Heute ist auch Markus wieder dabei, und so geht es mit dem Bus gemeinsam nach São Francisco do Sul, der drittältesten Stadt Brasiliens.


Eine renovierte Straße in São Francisco do Sul

Nach dem Ausstieg aus dem Bus mussten wir einen stehenden Güterzug überqueren, um zum historischen Zentrum zu gelangen, der dann plötzlich anfuhr. Das historische Zentrum bedarf einiger Restaurationsarbeiten, vieles ist zerfallen, wenig ist zu retten, zeugt aber von vergangener Pracht. Es gibt ein Programm, einen Straßenzug zu renovieren, und in einem renovierten alten Hafenteil ist das Meeresmuseum eingezogen, welches wir besichtigt haben. Es zeigt jedoch eigentlich nur Boote, von verschiedenen Indianerflößen bis zum Fischkutter und Phantasiemodellen von Koggen. Will heißen: So’n Hit war es nicht. Unterdessen waren wir noch essen, und haben uns dann auf den Rückweg gemacht. An einem anderen Bahnübergang kam wieder ein Güterzug, und da er nur mit Schrittgeschwindigkeit fuhr, hieß es: Aufspringen und Überqueren.

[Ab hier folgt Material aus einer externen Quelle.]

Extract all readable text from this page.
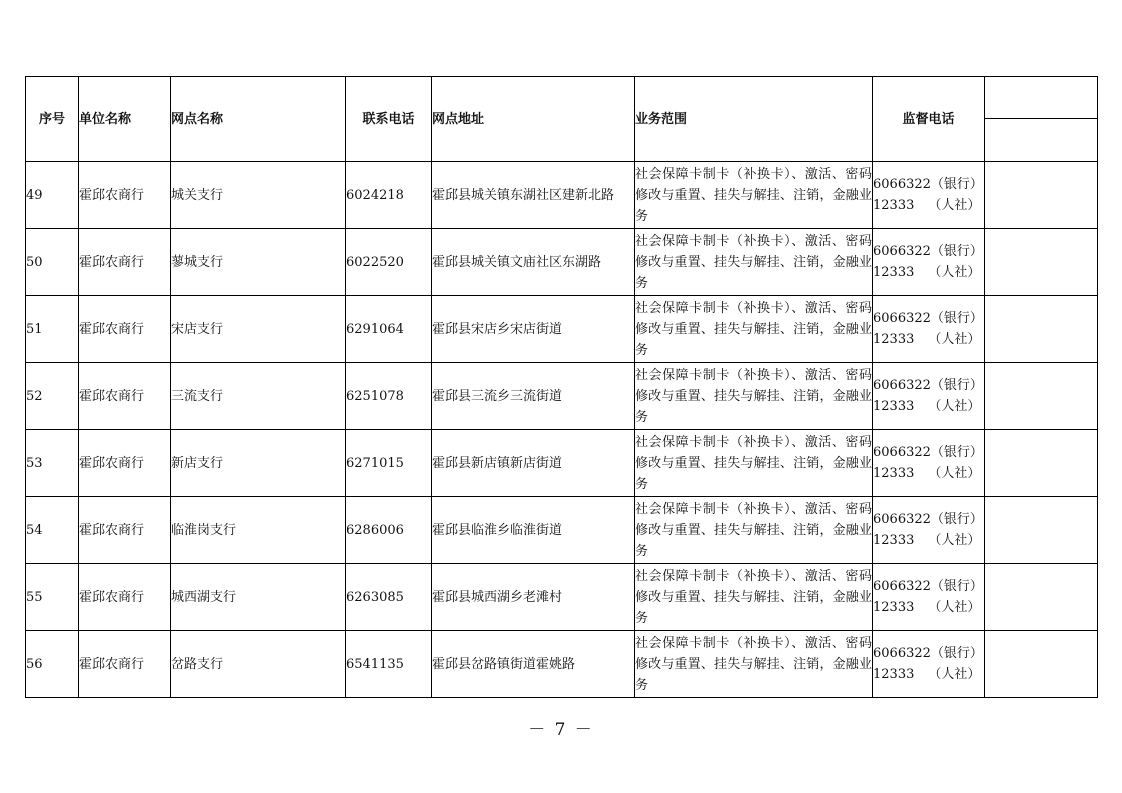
序号	单位名称	网点名称	联系电话	网点地址	业务范围	监督电话	

49	霍邱农商行	城关支行	6024218	霍邱县城关镇东湖社区建新北路	社会保障卡制卡（补换卡）、激活、密码修改与重置、挂失与解挂、注销，金融业务	6066322（银行）
12333 （人社）	

50	霍邱农商行	蓼城支行	6022520	霍邱县城关镇文庙社区东湖路	社会保障卡制卡（补换卡）、激活、密码修改与重置、挂失与解挂、注销，金融业务	6066322（银行）
12333 （人社）	

51	霍邱农商行	宋店支行	6291064	霍邱县宋店乡宋店街道	社会保障卡制卡（补换卡）、激活、密码修改与重置、挂失与解挂、注销，金融业务	6066322（银行）
12333 （人社）	

52	霍邱农商行	三流支行	6251078	霍邱县三流乡三流街道	社会保障卡制卡（补换卡）、激活、密码修改与重置、挂失与解挂、注销，金融业务	6066322（银行）
12333 （人社）	

53	霍邱农商行	新店支行	6271015	霍邱县新店镇新店街道	社会保障卡制卡（补换卡）、激活、密码修改与重置、挂失与解挂、注销，金融业务	6066322（银行）
12333 （人社）	

54	霍邱农商行	临淮岗支行	6286006	霍邱县临淮乡临淮街道	社会保障卡制卡（补换卡）、激活、密码修改与重置、挂失与解挂、注销，金融业务	6066322（银行）
12333 （人社）	

55	霍邱农商行	城西湖支行	6263085	霍邱县城西湖乡老滩村	社会保障卡制卡（补换卡）、激活、密码修改与重置、挂失与解挂、注销，金融业务	6066322（银行）
12333 （人社）	

56	霍邱农商行	岔路支行	6541135	霍邱县岔路镇街道霍姚路	社会保障卡制卡（补换卡）、激活、密码修改与重置、挂失与解挂、注销，金融业务	6066322（银行）
12333 （人社）	

－ 7 －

Der Zug fuhr nur mit Schrittgeschwindigkeit: Also Steve, aufspringen und rüber.

Nach einer Stunde descansar in der Posada haben wir uns abends noch mit Anne getroffen, die einen wirklich guten Mexikaner kannte (ein Restaurant – keine Person, aber wer weiß…?). Zweifelsohne das beste Restaurant, wo ich bisher in Brasilien war – leider lag es ein wenig außerhalb, so dass wir schon ein paar Kilometer zu laufen hatten.
Nach einer Zwischenstation in einer Kneipe beim Müller Shopping ging es zurück in die Pousada.